İşte yine böyle geçmişten ibret alınmadığı için tarih tekerrür ediyordu. Büyük katliamların yaşandığı, faili meçhul cinayetlerin işlendiği meşum 1993 senesi Sivas üzerine ikinci oyunun tezgâhlandığı yıl olarak zihnimizde yerini aldı.
Dinsizliği ve Müslümanlara, Türk milletine hakaretleri ile meşhur olan Aziz Nesin isimli şahıs, Hintli bir Ateistin yazdığı, Allah’a Kur’an-a ve Peygambere iftiralarla dolu olan “Şeytan ayetleri” kitabını Türkçeye tercüme ederek yayınlamaya başlamıştı. Yaptığı bu yayınlarla bütün Müslümanların nefretini üstüne çeken bu şahsı Alevi vatandaşların yapacağı bir etkinliğe davet edilmesi Sünnilerle, Alevilere karşı, karşıya getirmek maksadıyla kurgulanmış bir oyun olduğunu herkes anlamıştı.
Aziz Nesin yazıları ile sadece Sünnilerin değil Alevilerin de kutsal saydığı şeylere saldırıyor, iftiralar ve hakaretler yapıyordu.

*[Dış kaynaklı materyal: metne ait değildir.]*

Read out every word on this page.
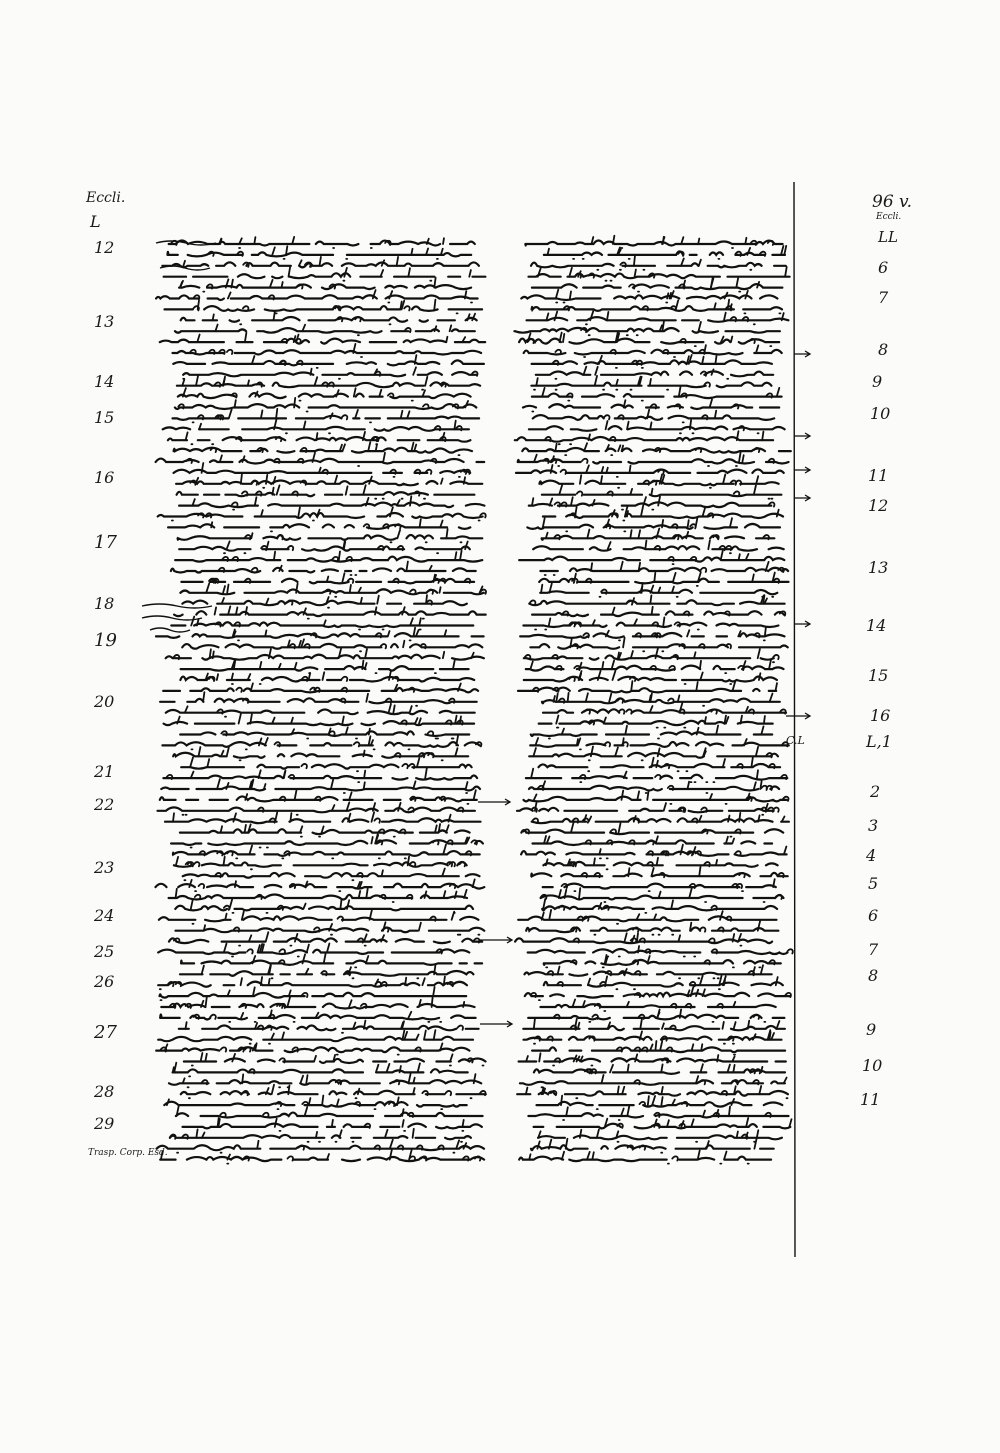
Eccli.
L
96 v.
Eccli.
LL
12
13
14
15
16
17
18
19
20
21
22
23
24
25
26
27
28
29
Trasp. Corp. Esd.
6
7
8
9
10
11
12
13
14
15
16
L,1
2
3
4
5
6
7
8
9
10
11
C.L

Böyle olduğu halde ve Alevilerle her hangi bir fikri bağı bulunmadığı halde Pir Sultan Abdal gibi bir tarikat ulusunun şenliklerine davet edilmesi fitne çıkarmak maksadının dışında ne olabilirdi?
Kendi açımdan sevindirici olan, bu olayların başladığında Sivas’ta değil de Divriği de olmamdı. Olaylar, Cuma namazından sonra başlamıştı. Saat birde haberleri dinledim, Pir Sultan Heykeli devrilmiş olayların fitili ateşlenmişti. Olayların devam edeceği ihtimalini düşünerek oturduğum lojmanda kapı komşum olan Alevi Muharrem ustaya dedim ki: “Bak Sivas’ta yine Alevileri ve Sünnileri birbirine düşürmek için bir oyun tezgâhlanıyor. Eğer sonradan falan kişide olaylarda vardı diye benim ismimi verirlerse Allah rızası için şahit ol, bak seninle beraber bahçede çalışıyorum” dedim. Komşu Muharrem, “öyle şey olur mu abi?” dedi. Evet, sonradan dediğim gibi olmadı. Rasgele adı yazılan, bu insanlar niye toplanmışlar diye merak edip bakan birçok insan ceza aldı.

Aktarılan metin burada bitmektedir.